Der Reihe nach. Zunächst sollten wir uns vergegenwärtigen, worüber wir sprechen, denn hier gerät gerne mal einiges durcheinander. So ist ein Grenzwert nicht zu verwechseln mit einem Kipppunkt: Grenzwerte sollten so definiert werden, dass wir gar nicht erst in die Nähe der Bereiche kommen, in denen die Umstände problematisch werden. Kipppunkte dagegen markieren die Schwellenwerte in einem System, bei deren Überschreitung sich das System irreversibel verändert. Oder zusammen: Grenzwerte sollten so definiert werden, dass Kipppunkte nicht erreicht werden. Und das Ziel könnte in diesem Kontext sein, immer schön unter dem Grenzwert zu bleiben.

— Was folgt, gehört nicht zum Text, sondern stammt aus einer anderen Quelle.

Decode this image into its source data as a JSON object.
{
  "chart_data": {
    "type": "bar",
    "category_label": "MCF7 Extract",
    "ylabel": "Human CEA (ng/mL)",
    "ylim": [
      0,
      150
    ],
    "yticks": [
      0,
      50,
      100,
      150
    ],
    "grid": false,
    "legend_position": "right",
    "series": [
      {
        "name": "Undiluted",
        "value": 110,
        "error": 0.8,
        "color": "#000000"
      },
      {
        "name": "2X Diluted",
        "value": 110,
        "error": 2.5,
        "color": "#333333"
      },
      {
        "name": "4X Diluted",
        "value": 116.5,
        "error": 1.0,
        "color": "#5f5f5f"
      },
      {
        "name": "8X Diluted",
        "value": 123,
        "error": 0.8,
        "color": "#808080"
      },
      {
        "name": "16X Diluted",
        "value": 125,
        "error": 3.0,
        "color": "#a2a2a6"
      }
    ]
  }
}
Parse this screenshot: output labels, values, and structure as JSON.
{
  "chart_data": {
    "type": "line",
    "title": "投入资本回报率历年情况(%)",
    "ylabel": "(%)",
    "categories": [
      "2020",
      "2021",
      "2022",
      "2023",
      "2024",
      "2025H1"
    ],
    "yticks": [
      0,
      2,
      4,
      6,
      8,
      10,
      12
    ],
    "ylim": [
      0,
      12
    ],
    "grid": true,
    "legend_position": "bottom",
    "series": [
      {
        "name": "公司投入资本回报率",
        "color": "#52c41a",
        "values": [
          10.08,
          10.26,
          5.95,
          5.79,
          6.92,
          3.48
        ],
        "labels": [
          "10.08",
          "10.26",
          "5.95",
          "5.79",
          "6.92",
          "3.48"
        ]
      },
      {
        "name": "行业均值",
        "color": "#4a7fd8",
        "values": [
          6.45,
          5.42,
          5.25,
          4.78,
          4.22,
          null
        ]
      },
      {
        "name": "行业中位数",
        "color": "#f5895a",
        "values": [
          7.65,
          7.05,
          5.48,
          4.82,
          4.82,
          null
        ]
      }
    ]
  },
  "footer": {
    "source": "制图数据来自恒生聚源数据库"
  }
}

Das 1,5°-Ziel mag diese etwas abstrakten Zusammenhänge veranschaulichen: Im einschlägigen Sonderbericht des IPCC ist recht eindrücklich dargestellt, dass (grob vereinfacht) das Verbleiben unter diesem Erwärmungslevel für die meisten Erdsystembereiche gerade noch so erträglich ist. Darüber hinaus aber könnte, insbesondere wenn wir an eine planetare Erhitzung von 2°C und mehr denken (und wir sind ja nun mal auf dem besten Wege dorthin), das eine oder andere Element im Klimasystem bereits ins Kippen geraten. Dabei ignoriert die Klima-Community mit dem Fokus auf einen Temperaturwert keineswegs die Komplexität des Klimasystems. Der Wert scheint vielmehr ein wissenschaftlich plausibler Indikator zu sein, der noch dazu gut zu kommunizieren ist. Denn weite Teile der Bevölkerung scheinen inzwischen begriffen zu haben, dass jedes Dezimalgrad mehr auf dem Weg dorthin mehr Dürreperioden, mehr Starkregen, mehr sterbende Bäume und mehr trockene Flüsse bedeutet. Oder zumindest höhere Wahrscheinlichkeiten von alldem, um mal nicht ganz so stark zu vereinfachen.
Regenwald auf der mexikanischen Yucatan-Halbinsel
Die Komplexität von Ökosystemen (hier der Regenwald auf der mexikanischen Yucatan-Halbinsel) hält viele Herausforderungen bereit – für die Forschung wie die Kommunikation. Bild: Christian Hof

Was spricht also nun dagegen, dass die Biodiversitätsgemeinde den Klima-Kolleg:innen folgt und ebenfalls eine Zahl als Ziel definiert? Nun, mindestens zwei Gründe kommen einem da spontan in den Sinn. Zum einen ist da die Sache mit der Komplexität. Lebende Kreaturen sind schwieriger zu verstehen und vorherzusagen als klimatische Phänomene (auch wenn deren Komplexität mitnichten negiert werden sollte). Und diese Verständnis- und Vorhersageschwierigkeiten nehmen in schier atemberaubendem Maße zu, wenn es um höchst komplizierte ökologische Gebilde wie Artengemeinschaften oder Ökosysteme geht, die ihrerseits aus einer Vielzahl lebendiger Organismen bestehen. Hinzu kommen, zum zweiten, gewaltige Wissenslücken selbst bei den fundamentalsten ökologischen Daten: Nur zwei von womöglich acht oder mehr Millionen Arten von Lebewesen, die die Welt bevölkern, sind bisher beschrieben. Ganz zu schweigen von der fehlenden Erfassung ihrer Eigenschaften oder ihrer Beziehungen untereinander. Zwar hat die ökologische Forschung in den letzten Jahrzehnten gewaltige Fortschritte gemacht, doch viele Prozesse haben wir tatsächlich noch nicht final verstanden. Man stelle sich vor, die Klimaphysik wüsste noch nicht so recht um die physikalisch-chemischen Eigenschaften des Kohlenstoffs Bescheid – das würde so manche Kipppunkt-Berechnung doch erheblich erschweren.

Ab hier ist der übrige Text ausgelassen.